O gerenciamento da UPA é de responsabilidade do município. Após modificação no quadro diretivo, o cardiologista José Carlos Ferraz passou a ser responsável por todo quadro médico, enquanto o enfermeiro Emerson Daniel de Freitas responde pelo gerenciamento da UPA e SAMU, e Nilton José Bortolon, pelos procedimentos de média e alta complexidade. “Não há nenhuma empresa terceirizada” dirigindo a Unidade, garante Silvia Forti. Mas, quando necessário, contrata-se uma empresa para selecionar médicos “A contratação é sempre feita por licitação. E temos o gerenciamento do nosso quadro (de médicos da rede municipal)”, informa a secretária.

Sobre a conduta do médico, ela diz que é regida pelo CRM (registro profissional) dele. “Ele é responsável pela conduta dele, em qualquer local. A responsabilidade do ato médico é dele. Temos o diretor técnico que supervisiona, mas o médico tem responsabilidade pelos seus atos. Quando ele faz o procedimento, ele carimba ali o seu CRM”, lembra.

RECONTAGEM
No tocante ao já desgastado assunto envolvendo os vereadores Becerra e Ferezin, bem como os suplentes Marcão e Marquinhos, a possibilidade da recontagem dos votos, mudando assim toda a “configuração” da Casa de Leis, ao contrário do que afirmamos no post de sábado passado, 12, existe, sim. Tudo vai depender do entendimento da Justiça, uma vez que o trânsito em julgado da ação é datado de 25 de junho, um mês, portanto, do início dos prazos para a legalização dos documentos para registro de candidaturas.

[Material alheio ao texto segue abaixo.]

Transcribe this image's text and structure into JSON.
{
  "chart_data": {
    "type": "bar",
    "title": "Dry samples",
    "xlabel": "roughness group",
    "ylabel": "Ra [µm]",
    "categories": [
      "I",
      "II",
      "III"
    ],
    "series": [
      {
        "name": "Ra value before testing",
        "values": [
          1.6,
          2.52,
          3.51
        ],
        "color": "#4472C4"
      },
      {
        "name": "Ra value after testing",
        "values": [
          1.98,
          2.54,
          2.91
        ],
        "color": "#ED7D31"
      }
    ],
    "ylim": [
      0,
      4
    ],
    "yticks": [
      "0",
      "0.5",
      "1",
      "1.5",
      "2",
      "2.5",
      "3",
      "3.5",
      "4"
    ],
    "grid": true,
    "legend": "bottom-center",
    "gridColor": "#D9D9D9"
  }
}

Há quem diga que vale a data da publicação da sentença transitada em julgado, o que ocorreu só no inicio dse novembro, depois do pleito. Mas, operadores do Direito com especialização na matéria afirmam que o que vale é a data do trânsito em julgado. Consta que a advogada Vera Lúcia Cabral, que atua em nome da vereadora Janeclei Delomodarme, a pedido do pai da candidata, Antonio Delomodarme, anexou à petição uma certidão de trânsito em julgado, dando ciência à Justiça de que isso ocorreu em 25 de junho. Agora é esperar para ver.

Até.

BECERRA, FEREZIN E OS DIPLOMAS CASSADOS

De volta ao começo. Esse bem poderia ser o título deste “folhetim” em que acabou se transformando o episódio envolvendo os vereadores Alcides Becerra Canhada Júnior (PDT) e Jesus Ferezin (PTN).

Eu explico: o juiz eleitoral de Olímpia, Lucas Figueiredo Alves da Silva, junto à decisão de determinar a posse do suplente Marcos Antonio dos Santos (PSC) em lugar de Ferezin, e agora a cassação do mandato de Becerra e a posse de Marco Aurélio Martins Rodrigues, também reconsiderou a decisão de diplomação de ambos no dia 18 de dezembro passado.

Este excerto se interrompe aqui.